The Movement Continues
Activists vow to continue their advocacy, despite the pushback. Along with Black Youth Assembly, the Southern Movement Committee has been meeting with Nashville city officials to get their Varsity Spending Plan on the city council’s radar.
“It’s our work to help people see what is happening — when it comes to their health and education needs — is connected to the state’s insistence on spending $415 million on this campus,” Perry said.
As the organizers with Stop Cop City Dallas continue to strategize and mobilize, Hutcherson said that she sees the mobilizing of students across the University of North Texas system as a victory. Four of the five campuses have formed a Stop Cop City coalition of their own to pressure administrators to back out of the partnership with the Dallas Police Department through protests and organizing.
“We are continuing to educate the public, and also figure out and strategize ways to continue applying pressure to ensure that this is not built,” Hutcherson said.
The organizers with the Anti Police-Terror Project and the coalition in the Bay Area have been holding town halls and rallies to stop their Cop City from being built — and teachers, students, environmental activists, residents and health care workers have been mobilized to join the cause. They’ve also been organizing alongside the Ohlone people, who are native to Northern California where this project is being built and have been decrying a Cop City being built on their land.
In Chicago, activists were able to delay the Cop City project, but not its eventual construction. Undeterred, Hart said that some of the youth organizers involved in the No Cop Academy coalition successfully campaigned for a $21 million cut from Chicago public schools’ contract with the Chicago Police Department, which eventually led to the contract’s end.
Around the country, activists and organizers have been building solidarity with the struggle in Atlanta and other states, as well as Palestine.
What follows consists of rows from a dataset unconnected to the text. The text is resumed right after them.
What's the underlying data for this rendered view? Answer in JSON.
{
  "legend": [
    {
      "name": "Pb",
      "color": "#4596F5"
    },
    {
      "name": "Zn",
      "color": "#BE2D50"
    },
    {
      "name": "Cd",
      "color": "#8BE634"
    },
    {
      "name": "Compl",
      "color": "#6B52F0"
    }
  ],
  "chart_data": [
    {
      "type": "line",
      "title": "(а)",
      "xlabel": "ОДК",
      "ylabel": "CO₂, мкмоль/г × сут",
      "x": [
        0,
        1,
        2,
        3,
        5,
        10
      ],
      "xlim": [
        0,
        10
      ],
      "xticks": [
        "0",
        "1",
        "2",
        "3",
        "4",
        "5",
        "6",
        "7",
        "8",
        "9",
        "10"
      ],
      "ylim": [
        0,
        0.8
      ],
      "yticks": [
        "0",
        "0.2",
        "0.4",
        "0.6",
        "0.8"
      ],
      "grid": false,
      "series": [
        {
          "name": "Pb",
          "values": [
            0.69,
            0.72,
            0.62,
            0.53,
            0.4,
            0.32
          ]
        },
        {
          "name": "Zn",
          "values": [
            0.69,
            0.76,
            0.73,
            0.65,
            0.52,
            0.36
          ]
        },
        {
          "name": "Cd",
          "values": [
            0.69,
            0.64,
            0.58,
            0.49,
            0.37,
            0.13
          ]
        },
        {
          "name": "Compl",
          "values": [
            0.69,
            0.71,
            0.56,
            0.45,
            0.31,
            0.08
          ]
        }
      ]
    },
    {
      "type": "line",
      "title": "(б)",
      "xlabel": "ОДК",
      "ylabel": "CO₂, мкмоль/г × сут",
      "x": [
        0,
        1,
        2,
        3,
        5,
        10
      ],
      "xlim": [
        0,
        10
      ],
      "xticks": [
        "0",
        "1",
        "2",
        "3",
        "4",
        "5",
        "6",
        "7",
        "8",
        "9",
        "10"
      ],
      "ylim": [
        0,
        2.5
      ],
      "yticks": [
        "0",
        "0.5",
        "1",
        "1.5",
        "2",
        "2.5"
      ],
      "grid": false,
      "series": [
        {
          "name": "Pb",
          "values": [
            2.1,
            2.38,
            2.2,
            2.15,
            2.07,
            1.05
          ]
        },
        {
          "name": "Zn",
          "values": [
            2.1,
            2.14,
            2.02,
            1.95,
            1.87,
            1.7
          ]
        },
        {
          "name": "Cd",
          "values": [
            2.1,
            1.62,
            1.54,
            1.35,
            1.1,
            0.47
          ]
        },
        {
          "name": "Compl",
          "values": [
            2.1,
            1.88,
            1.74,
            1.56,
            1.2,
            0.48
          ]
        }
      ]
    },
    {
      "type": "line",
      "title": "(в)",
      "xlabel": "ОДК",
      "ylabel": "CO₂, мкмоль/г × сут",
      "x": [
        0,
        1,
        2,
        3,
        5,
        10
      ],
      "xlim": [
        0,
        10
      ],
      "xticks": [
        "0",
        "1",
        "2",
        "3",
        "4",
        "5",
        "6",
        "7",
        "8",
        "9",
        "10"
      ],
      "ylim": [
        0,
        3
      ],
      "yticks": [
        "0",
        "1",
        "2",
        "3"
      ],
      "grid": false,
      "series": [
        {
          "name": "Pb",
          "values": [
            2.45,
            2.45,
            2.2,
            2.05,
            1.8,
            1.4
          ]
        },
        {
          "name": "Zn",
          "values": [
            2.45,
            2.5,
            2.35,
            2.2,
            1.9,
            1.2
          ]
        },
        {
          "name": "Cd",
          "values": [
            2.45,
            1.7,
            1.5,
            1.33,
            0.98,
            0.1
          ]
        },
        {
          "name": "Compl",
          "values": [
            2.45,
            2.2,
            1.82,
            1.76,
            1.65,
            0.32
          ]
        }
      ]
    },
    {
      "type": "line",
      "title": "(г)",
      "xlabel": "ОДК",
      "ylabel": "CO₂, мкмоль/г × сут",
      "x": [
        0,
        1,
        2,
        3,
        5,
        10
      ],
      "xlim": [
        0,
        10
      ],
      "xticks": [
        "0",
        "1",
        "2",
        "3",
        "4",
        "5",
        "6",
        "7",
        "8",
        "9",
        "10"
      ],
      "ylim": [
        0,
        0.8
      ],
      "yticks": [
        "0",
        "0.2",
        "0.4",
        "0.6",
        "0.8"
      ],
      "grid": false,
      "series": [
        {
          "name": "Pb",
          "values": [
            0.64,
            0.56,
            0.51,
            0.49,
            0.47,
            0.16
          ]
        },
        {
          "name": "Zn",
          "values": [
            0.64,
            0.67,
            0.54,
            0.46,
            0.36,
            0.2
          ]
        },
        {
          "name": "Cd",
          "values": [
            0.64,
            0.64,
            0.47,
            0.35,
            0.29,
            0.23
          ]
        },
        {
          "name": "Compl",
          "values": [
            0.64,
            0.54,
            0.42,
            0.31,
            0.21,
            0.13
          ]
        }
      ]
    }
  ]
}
As Hart noted, solidarity is important during this “clear orchestrated push for militarization and hyper investment in police — in the wake of arguably the largest protests in U.S. history calling for the defunding of the police.”
“We need to be supporting each other across city and state lines, and not just treating these as a bunch of little battles against individual Cop Academies or Cop Cities,” he said. “Our response needs to be as orchestrated as the police state’s response to our organizing.”